The couple were together from 2008 till 2014. In this period, Drucker transitioned from male to female and Ernst transitioned from female to male. A collection of photographs taken through the years show their relationship and how they dealt with the changing times. These photographs became an important public record of transgender life, as they wanted to show that trans people can live ‘ordinary’ life with love as well, something that was not showed often before. Shortly after these were shown in the Whitney Biennial in 2014 they split up, but they always remained friendly.
Antony & The Johnsons
The lead singer Anohni established the American band in 1998, which she named after the transgender activist Marsha P. Johnson. Besides Anohni, the band consists of violists, cellist, drummer and guitarists. Their music is described as hypnotizing, soft rock. Their breakthrough was due to the support of Lou Reed, who brought Anohni on tour for backing vocals. He described her voice as an angel, and duetted with her on ‘Candy Says’.
The band is a cornerstone for transgender rights. Their songs are about identity, liberation and transformation. They also brought multiple transgender women with them on tour. In that way, they challenged the ordinary perception of feminine beauty of their audience.
Anohni, a trans-woman herself, also puts a lot of her own experiences with gender into her works. In the song ‘For Today I am a Boy’, she sings about a trans-girl who is prior her transition: ‘One day I’ll grow up, I’ll be a beautiful woman. But for today I am a child, for today I am a boy.’ In her soft hypnotizing voice you can hear her sadness, but also her hopefulness that she will be confident and fulfilled.
After the last studio album of the band called ‘Swanlights’ in 2010, Anohni debuted with her individual album in 2016, under her new name.
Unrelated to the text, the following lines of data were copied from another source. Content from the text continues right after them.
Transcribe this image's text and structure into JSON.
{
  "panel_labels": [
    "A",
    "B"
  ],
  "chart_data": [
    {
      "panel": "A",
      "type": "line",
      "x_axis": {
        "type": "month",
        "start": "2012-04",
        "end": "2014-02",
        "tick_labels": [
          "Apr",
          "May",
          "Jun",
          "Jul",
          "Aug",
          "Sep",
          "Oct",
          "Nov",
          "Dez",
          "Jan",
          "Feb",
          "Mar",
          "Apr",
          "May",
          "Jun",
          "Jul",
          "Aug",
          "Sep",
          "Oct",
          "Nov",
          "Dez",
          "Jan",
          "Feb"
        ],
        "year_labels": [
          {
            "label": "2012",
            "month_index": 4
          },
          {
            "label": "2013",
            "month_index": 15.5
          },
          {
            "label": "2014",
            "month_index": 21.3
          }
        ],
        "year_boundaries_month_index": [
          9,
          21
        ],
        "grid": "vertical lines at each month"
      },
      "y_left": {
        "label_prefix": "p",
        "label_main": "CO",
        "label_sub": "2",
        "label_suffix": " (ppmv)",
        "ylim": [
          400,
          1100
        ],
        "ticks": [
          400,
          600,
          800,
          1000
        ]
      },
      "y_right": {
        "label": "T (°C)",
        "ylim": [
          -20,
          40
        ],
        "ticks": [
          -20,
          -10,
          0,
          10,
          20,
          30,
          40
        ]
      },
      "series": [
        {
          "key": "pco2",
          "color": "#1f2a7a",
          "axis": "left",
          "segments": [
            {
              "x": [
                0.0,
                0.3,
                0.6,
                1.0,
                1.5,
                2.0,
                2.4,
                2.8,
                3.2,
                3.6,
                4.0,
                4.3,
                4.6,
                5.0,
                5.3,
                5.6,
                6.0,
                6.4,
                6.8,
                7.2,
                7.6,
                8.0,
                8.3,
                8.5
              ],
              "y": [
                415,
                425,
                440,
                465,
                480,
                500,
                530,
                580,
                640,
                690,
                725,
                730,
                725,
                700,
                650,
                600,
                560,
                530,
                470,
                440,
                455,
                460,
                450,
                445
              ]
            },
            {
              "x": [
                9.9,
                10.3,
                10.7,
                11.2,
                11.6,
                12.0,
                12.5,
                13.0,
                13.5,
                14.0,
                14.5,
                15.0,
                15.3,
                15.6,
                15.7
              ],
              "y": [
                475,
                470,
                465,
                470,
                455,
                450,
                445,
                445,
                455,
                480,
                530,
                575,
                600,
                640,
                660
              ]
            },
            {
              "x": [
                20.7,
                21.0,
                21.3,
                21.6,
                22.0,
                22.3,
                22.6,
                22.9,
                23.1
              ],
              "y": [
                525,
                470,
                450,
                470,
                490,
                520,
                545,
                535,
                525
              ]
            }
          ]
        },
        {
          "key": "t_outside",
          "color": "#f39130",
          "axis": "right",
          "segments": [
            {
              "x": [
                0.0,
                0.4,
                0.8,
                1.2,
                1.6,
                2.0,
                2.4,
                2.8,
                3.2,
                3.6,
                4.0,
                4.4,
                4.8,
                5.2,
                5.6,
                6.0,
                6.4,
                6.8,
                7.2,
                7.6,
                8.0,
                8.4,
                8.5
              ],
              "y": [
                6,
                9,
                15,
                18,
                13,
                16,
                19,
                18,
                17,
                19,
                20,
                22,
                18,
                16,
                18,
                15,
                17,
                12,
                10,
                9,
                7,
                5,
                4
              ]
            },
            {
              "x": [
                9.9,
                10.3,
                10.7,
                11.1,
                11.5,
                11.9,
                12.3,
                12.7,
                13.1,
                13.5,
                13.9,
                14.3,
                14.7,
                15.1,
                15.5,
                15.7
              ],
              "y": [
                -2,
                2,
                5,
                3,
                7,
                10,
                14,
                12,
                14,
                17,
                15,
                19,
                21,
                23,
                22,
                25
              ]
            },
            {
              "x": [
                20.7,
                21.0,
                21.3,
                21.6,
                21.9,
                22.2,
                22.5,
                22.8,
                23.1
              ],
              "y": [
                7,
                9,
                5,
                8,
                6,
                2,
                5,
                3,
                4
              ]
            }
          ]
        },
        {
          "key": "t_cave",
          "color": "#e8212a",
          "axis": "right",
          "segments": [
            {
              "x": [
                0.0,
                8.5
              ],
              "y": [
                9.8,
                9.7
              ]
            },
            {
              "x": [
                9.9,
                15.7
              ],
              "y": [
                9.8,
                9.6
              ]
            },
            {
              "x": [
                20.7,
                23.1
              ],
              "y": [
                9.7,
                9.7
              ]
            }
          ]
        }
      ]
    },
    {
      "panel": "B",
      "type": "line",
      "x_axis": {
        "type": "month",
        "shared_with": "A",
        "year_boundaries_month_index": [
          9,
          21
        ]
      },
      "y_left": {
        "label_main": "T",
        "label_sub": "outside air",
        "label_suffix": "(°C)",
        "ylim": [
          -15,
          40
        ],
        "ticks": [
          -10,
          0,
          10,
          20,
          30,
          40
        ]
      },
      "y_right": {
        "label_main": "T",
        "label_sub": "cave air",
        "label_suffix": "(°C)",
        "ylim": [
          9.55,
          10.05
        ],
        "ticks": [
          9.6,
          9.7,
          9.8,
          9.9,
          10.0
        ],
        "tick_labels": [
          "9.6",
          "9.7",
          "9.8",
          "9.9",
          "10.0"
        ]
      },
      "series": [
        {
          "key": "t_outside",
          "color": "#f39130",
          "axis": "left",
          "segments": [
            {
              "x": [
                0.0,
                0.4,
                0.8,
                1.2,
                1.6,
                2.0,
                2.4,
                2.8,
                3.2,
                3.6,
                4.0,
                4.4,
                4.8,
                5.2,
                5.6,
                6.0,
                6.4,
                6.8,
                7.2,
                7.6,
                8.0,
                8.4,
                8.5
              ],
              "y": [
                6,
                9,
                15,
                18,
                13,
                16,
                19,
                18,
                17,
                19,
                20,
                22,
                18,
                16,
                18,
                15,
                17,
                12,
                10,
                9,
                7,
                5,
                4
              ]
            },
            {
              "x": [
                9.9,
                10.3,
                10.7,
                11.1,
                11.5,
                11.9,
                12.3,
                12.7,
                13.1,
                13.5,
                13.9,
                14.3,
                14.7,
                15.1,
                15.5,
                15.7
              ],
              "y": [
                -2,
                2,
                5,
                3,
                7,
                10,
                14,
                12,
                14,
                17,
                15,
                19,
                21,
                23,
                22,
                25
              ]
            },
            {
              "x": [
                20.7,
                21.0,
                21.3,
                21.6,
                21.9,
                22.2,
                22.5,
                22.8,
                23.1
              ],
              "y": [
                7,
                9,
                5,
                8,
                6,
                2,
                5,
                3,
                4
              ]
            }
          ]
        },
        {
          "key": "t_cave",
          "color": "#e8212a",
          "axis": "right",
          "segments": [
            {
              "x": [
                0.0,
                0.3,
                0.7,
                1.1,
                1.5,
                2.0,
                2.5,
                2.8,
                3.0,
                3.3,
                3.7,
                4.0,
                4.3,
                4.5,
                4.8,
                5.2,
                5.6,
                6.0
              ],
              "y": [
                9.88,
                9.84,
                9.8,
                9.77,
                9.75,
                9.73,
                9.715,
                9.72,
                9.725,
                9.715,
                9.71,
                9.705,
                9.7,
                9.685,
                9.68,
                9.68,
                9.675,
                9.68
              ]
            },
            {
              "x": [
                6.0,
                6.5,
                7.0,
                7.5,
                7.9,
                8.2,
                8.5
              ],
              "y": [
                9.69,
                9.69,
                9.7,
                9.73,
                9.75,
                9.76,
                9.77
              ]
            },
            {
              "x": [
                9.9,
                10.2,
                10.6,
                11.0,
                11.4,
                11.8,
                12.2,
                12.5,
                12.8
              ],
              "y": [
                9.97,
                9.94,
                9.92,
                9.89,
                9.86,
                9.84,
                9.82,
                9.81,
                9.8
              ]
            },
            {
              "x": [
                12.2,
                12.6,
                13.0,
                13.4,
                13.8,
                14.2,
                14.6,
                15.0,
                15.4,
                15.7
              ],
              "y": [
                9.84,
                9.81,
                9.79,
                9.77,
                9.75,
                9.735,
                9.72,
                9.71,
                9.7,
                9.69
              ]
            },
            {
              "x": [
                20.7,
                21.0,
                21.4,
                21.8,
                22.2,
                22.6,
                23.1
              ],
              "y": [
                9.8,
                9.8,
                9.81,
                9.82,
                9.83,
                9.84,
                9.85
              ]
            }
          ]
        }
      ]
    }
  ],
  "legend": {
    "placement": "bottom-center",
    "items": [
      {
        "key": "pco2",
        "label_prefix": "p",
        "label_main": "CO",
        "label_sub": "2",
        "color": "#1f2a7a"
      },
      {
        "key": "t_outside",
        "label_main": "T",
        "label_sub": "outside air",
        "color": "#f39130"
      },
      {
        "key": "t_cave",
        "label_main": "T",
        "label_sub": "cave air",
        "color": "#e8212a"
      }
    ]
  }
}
She always used ‘Anohni’ in her personal life, but in the media she was formerly known as Antony Hergati. This album called ‘Hopelessness’ focused not only on identy, but also on climate change and politics. In 2016, Anohni even became the first transgender person to be nominated for the Oscars in 30 years.
Yishay Garbasz
The Berlin-based visual artist works mostly in war and disaster areas, which she processes in her art ‘to make the invisible visible’. The trauma of her mother in WW II was explored by Garbasz by a photo collection of all the places her mother went to. She also explores nationalism and the borders of it, literally. Using electric fences and wires she makes flags of countries who are, in her opinion, neo-fascists.
Besides the political side of her art, she also puts her own experience as a transwomen in the spotlights. In Becoming: A Gender Flipbook, she pictured herself through the years of her transformation. She showed it in a human-scaled zoetrope, which she got awarder for the Berlin Woman Filmmaker of the Year.
She also focusses on sport, and how overweight people are not supported. In her project Triathlon Activist, she decided to become a thriatlete, a sport that is very exclusive and privileged space. By that she became Germany’s first trans woman triathlete.